Sampling a curve (parametric)

Question

I am working with parametric curves, I need to find the maximum curvature of these curves. I know the starting point, ending point and length of a curve. I want to use sampling method to know the curvature of the curve at various points. I am unable to figure out how can I proceed. Any help would be appreciated. Cheers

Answer 1

You cannot do this successfully without further information. Consider the curve given by \begin{align} x(t) &= \begin{cases} 0 & t \le 0\\ t^3 & t \ge 0 \end{cases}\\ y(t) = &= \begin{cases} t^3 & t \le 0\\ 0 & t \ge 0 \end{cases} \end{align}

The graph of this curve is a path coming up the negative $y$ axis, making a sharp turn to the right, and leaving along the postive $x$ axis. The curvature at the origin (which corresponds to $t = 0$) is infinite. For any discrete sampling strategy that happens to not include $t = 0$, you can replace this curve with another that has identical samples, but follows a small circle-arc between the axes, for $t$ in the interval between the last negative sample and the first positive sample. These two curves have identical samples, but one has bounded curvature, the other has unbounded. (And indeed, the bounded curvature one can have arbitrarily high curvature if we take the circe-arc to have a very small radius.)

You may object that these curves are defined piecewise, and your curves are far nicer, etc. But these piecewise curves can be arbitrarily closely approximated by polynomial curves, at least on a finite interval like $-1 \le t \le 1$, so that objection doesn't really rule out this situation.

Basically: finite sampling of parametric curves doesn't allow you to estimate anything unless you know something more about them, such as "the curve is band-limited" or "the curve is given by a polynomial of degree no larger than $n$", etc.

Sorry to be disappointing, but this is a very deep rathole that you're about to head into, and I want to help you avoid it.

Post-comment addition:

The poster has revealed that the curves in question are piecewise cubic.
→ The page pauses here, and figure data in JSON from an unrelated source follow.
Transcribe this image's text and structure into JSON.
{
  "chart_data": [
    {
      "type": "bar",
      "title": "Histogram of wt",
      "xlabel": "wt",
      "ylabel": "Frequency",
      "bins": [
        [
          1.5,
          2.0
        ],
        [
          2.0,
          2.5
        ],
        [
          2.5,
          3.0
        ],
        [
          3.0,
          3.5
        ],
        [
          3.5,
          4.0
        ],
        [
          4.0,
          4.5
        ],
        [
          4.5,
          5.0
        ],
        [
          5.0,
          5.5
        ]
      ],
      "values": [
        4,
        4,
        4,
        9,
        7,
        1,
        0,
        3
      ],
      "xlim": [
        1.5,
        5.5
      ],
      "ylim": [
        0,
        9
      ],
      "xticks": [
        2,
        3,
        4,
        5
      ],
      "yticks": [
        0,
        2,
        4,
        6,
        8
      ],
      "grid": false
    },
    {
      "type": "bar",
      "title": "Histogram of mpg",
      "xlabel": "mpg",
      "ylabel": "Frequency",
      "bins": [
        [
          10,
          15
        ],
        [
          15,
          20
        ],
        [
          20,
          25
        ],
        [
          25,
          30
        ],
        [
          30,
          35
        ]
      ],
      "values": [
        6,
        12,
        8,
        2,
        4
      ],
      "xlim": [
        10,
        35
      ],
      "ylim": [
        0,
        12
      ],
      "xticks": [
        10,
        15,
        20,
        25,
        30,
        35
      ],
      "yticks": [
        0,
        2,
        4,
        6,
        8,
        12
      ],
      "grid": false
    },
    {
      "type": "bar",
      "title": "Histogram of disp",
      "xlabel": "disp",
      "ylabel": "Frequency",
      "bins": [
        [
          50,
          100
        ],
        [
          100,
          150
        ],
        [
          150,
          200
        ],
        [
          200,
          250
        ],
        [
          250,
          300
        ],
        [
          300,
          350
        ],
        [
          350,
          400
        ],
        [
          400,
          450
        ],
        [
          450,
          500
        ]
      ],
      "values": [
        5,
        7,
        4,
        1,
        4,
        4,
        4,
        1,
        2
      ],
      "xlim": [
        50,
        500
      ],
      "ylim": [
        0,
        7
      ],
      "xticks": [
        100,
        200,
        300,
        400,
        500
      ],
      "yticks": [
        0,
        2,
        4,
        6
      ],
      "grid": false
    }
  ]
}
That makes the problem somewhat simpler, as there's a nice formula for the curvature:

$$ \kappa = \frac{\dot{x} \ddot{y} - \dot{y}\ddot{x}}{ \left( \dot{x}^2 + \dot{y}^2 \right)^\frac{3}{2}}. $$

The numerator here turns out to be quadratic; the denominator the $3/2$ power of a quartic. You can simply evaluate this expression at any point at which you want to compute the curvature. (BTW, this is the signed curvature -- it'll be positive for curves like a circle around the origin traversed counterclockwise, and negative for the same curve traversed clockwise.) For general curves, direct evaluation is a pain (or impossible, if you only have samples). For cubics...it's definitely worth doing.